Ecofascism is Not the Cure

While the environmental benefits of the Covid-19 crisis may be viewed as a “silver lining,” it is dangerous to prescribe the loss of human lives as a cure to the climate crisis.

Gianna Lum
May 17, 2020

C+S 2020 students are blogging about topics that interest them for Applications in Climate and Society, a core spring class.

I first learned about ecofascism when I saw an Instagram post by the climate activist group, Extinction Rebellion. It warned the public that there were groups posing as them to push ecofascist ideologies. The video was released at the start of the coronavirus pandemic as social media messages claiming “humans are the virus” began to spread, a hallmark of ecofascism.

Covid-19 is a disease brought on by a coronavirus that has infected more than 2 million people worldwide. It has also caused global economic activity to wane and carbon emissions and air pollution to drop. New York City has seen a 35 percent decrease in traffic and a 5-10 percent reduction in carbon dioxide emissions. While these environmental benefits may be viewed as a “silver lining,” it is dangerous to prescribe the loss of human lives as a cure to the climate crisis. If ecofascist rhetoric becomes more widespread, we go down a slippery slope towards eugenics, anti-immigration policies, and violence.

The roots of ecofascism date back to Italian dictator Benito Mussolini’s 1921 “Fascism and the Land” article. By 1930, Mussolini’s “land improvement” campaign announced that they were “witnessing a return to 'Mother Earth'” with more productive agricultural land for the empire. Mussolini reclaimed the land of the former Roman Empire by invading countries in Europe and Africa, executing political adversaries and murdering hundreds of thousands of people. In Germany, Hitler was influenced by Mussolini’s fascism to justify an innate connection between a superior Aryan race and the purest of land. As a result, 400,000 people with disabilities and minorities were sterilized before World War II, and as many as 17 million people were killed in the name of eugenics by the end of the war.

Modern ecofascist beliefs have adapted fascist ideology while putting a greater emphasis on protecting the environment for an exclusive group of people. American biologist Paul Ehrlich recommended sterilization of the poor, and ecologist Garrett Hardin lobbied against food aid during famines in order to protect the planet from “overpopulation.” The gunmen involved with the 2019 shootings in Churchchrist, New Zealand and El Paso, Texas both claimed that climate change was a motivator to murder minorities and immigrants. Ecofascist rhetoric exposes the most vulnerable people on our planet to hatred, discrimination and even death.

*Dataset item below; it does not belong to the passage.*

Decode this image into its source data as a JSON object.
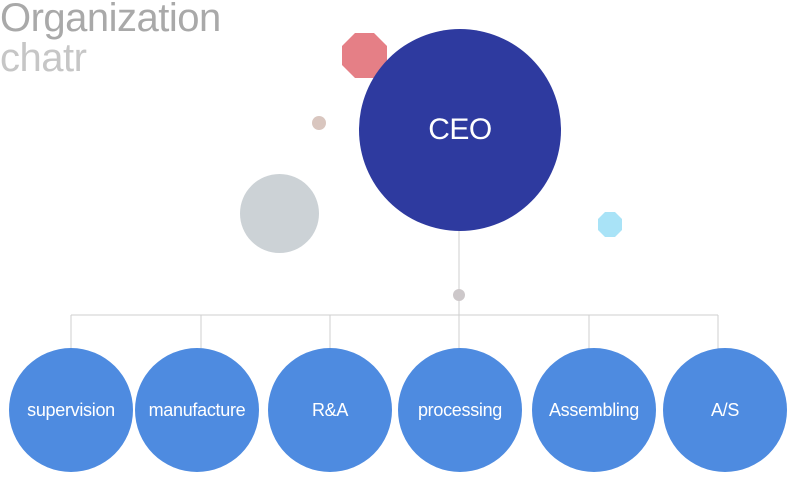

Nobody needs to be fearing for their life more during a pandemic. Minorities and the poor are already disproportionately affected by both the climate crisis and covid-19. They should not be targeted even further as the pandemic worsens economic inequities. In light of the coronavirus crisis, climate activist groups are making commitments to protect humanity, not just the planet. The Sunrise Movement is conducting virtual trainings led by people of color to inform everyone about how these communities are disproportionately affected by the coronavirus and climate crises. Attendees of these trainings are empowered with information to contact their politicians to support a People’s Bailout and Green New Deal, solutions aimed at ensuring a sustainable, just world.

Ironically, the word “fascism” is derived from the Italian term “fasci,” which means a bundle of sticks and signifies unity. There is power in unity, and this unity must be used for good, not evil during this time of social distancing. Unity for fascists meant homogeneity, but today we need to put diverse skills to work. If we work together in our remote corners of the world, we have the power to rise above hatred and push for policies to protect those who are most vulnerable and marginalized.

Humans are not the virus. We are part of the planet and part of the solution to address both the coronavirus crisis and the climate crisis.